Compression fittings are common in UK homes. We find them used on central heating systems and the hot/cold water feeds to sinks, baths and so on. Once they’re done up, they rarely cause a problem but we sometimes have to break a connection and that’s where the trouble starts!
They work by slipping over the pipe and then, when the back nut is tightened, the sloping shoulders of the olive is pushed against similar sloping sides of both the fitting and the connection we’re making. As this happens, the olive deforms slightly – it’s made of brass as this is a fairly soft material – and fills the tiny gaps between the pipe’s outer wall and the shoulders of the fittings. Done properly, this makes for a watertight connection.
However, it also means the olive is pressed hard onto the pipe’s surface and, over time, a little scale typically builds up and when it comes time to undo the joint, the olive simply won’t pull off the pipe. When this happens, the temptation is to reuse the existing olive and hope it won’t leak – but they often do, no matter how carefully we clean the mating surfaces.
By far the best solution is to use a new olive each time a connection is remade but this means the old olive has to come off. Sometimes, we need to remove the olive to continue with whatever job we’re doing anyway so it pays to know how to deal with a stuck olive.
First of all, be careful not to deform the pipe at all: the whole principle of the olive requires the pipe to be a reasonably round and uniform thing so use care and go easy! Try twisting the olive with a pair of water pump pliers and see if gentle rotating as you pull towards the open end of the pipe is enough to free the ring. It sometimes works but if not, it’s time to reach for the hacksaw.
Before you start, twist the olive to a point of maximum friction – this will help to hold it steady when you make the cut. If it’s spinning fairly freely just use one hand to hold it and go easy when you’re applying cutting pressure with the hacksaw.
Access is usually cramped so each situation will be slightly different but we find cutting the olive at an angle is both easier for access and more controllable. Using whatever motion you can get and a small hacksaw, make a cut into the olive. To start with, it’ll be easy to avoid the pipe because the olive stands proud of the pipe’s diameter. Just keep the hacksaw fairly parallel to the job and there’s no reason to catch the pipe with the saw’s teeth.
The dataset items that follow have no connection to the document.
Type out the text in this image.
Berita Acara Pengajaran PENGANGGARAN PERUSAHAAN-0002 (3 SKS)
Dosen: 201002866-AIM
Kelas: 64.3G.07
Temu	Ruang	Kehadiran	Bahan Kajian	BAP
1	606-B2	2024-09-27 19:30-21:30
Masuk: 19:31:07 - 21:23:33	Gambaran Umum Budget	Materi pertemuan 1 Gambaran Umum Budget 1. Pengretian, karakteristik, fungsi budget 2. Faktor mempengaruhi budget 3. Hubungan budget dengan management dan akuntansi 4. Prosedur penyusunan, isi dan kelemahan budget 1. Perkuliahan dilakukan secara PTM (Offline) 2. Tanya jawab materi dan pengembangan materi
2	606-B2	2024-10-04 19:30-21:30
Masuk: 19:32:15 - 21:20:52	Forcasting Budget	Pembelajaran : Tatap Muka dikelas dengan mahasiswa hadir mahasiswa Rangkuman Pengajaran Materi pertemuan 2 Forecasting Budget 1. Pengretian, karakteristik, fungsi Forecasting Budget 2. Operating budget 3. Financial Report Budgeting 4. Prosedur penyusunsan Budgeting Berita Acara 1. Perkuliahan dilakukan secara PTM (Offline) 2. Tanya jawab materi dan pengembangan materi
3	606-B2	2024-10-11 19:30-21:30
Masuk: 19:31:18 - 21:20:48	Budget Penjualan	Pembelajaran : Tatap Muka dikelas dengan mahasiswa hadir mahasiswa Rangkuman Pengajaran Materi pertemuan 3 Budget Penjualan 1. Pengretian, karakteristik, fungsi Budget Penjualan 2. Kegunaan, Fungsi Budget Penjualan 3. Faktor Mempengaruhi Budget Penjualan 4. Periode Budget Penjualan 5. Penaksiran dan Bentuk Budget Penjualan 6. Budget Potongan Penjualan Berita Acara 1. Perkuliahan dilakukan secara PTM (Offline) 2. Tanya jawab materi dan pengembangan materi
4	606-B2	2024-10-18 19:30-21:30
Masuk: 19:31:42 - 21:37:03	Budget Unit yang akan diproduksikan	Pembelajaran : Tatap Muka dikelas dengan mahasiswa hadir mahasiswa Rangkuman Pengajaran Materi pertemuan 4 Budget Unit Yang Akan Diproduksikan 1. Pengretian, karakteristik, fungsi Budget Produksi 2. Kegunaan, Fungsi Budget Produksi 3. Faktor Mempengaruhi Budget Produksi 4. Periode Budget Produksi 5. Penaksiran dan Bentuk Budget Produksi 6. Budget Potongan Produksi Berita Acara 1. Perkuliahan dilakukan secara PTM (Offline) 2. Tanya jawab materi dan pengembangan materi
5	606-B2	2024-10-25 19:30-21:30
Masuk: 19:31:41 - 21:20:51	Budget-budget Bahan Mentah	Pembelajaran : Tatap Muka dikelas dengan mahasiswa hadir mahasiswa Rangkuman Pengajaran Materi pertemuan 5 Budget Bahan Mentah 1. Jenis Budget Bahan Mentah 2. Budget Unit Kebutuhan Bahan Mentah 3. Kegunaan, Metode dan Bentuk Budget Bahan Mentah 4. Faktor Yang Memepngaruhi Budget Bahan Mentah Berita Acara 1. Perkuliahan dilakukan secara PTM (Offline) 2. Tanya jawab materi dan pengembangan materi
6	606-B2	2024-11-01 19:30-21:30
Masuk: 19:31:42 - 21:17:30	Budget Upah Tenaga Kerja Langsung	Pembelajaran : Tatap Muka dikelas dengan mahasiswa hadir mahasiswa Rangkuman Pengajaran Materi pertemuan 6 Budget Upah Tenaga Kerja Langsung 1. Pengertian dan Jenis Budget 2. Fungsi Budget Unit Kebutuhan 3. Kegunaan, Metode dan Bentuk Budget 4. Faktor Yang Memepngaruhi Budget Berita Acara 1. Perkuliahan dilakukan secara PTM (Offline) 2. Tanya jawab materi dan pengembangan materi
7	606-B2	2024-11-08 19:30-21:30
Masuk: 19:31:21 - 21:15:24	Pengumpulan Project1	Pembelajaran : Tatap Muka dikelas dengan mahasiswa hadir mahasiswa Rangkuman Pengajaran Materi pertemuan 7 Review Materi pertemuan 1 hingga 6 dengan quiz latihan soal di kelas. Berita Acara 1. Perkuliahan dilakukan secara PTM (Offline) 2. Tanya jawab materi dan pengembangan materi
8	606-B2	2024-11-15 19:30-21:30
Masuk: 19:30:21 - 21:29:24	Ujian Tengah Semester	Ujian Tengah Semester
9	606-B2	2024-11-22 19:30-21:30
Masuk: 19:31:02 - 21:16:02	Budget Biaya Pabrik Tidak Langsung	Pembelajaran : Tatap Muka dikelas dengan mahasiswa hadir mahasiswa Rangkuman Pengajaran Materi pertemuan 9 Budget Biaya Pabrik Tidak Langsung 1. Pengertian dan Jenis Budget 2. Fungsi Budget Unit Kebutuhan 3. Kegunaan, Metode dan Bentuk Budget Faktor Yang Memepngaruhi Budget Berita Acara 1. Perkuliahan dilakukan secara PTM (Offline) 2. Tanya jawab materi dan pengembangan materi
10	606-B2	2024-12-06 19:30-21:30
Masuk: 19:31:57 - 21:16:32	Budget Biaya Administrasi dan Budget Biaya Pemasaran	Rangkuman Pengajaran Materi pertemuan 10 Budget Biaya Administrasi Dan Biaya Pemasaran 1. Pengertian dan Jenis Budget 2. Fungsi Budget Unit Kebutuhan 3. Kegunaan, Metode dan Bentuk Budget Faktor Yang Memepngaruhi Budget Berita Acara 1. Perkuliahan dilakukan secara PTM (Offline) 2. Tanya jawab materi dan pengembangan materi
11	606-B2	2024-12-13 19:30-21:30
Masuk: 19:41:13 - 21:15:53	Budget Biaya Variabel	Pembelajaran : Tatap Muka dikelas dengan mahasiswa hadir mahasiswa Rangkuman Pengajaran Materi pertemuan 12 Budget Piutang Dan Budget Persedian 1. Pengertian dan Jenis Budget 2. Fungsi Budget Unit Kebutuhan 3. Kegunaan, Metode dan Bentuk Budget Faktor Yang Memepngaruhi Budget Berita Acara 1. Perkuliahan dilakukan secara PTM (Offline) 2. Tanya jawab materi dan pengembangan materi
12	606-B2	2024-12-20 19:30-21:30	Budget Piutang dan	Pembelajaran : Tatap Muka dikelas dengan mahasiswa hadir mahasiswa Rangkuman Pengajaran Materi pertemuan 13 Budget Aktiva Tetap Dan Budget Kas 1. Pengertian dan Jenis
Obviously, as we cut ever closer to the pipe, we’re increasing the risk of causing a problem so go easy and stop when you’re about half way through the olive’s side. At this point, you should have an untouched pipe and an olive with a partial slit in it. This is ideal: now take a flat-bladed screwdriver – a 1/4″ or 6mm one is probably about right – and, using a twisting movement, ‘undo’ the olive. If you’ve cut far enough into it, it should snap free at this point. If not, stop and try deepening the hacksaw cut a little more. Once the olive does break open, it’ll be easy to remove it from the pipe. Clean up the metal particles, scrape off any paint, etc that will be in the way and use some plumbers wire wool to clean the surface of the pipework.
Before installing the new olive, check the mating surfaces of both the fitting and the connecting piece to be sure there’s no loose material or obvious defect that could prevent the surfaces from sealing up, check the end of the pipe is clean and free of any burrs then apply some plumbers mait around the shoulders of the olive. You won’t need much, just a thin coating is ideal. Offer the parts up and tighten the nut by hand – the pipe will still be loose at this point. Holding the static part with something suitable (an adjustable spanner is often the most ideal tool), use a spanner to tighten the compression nut. How tight this needs to be is a bit of a guess I’m afraid but with new, clean fittings, it is usually not much more than 1/8th of a turn past ‘hand tight’.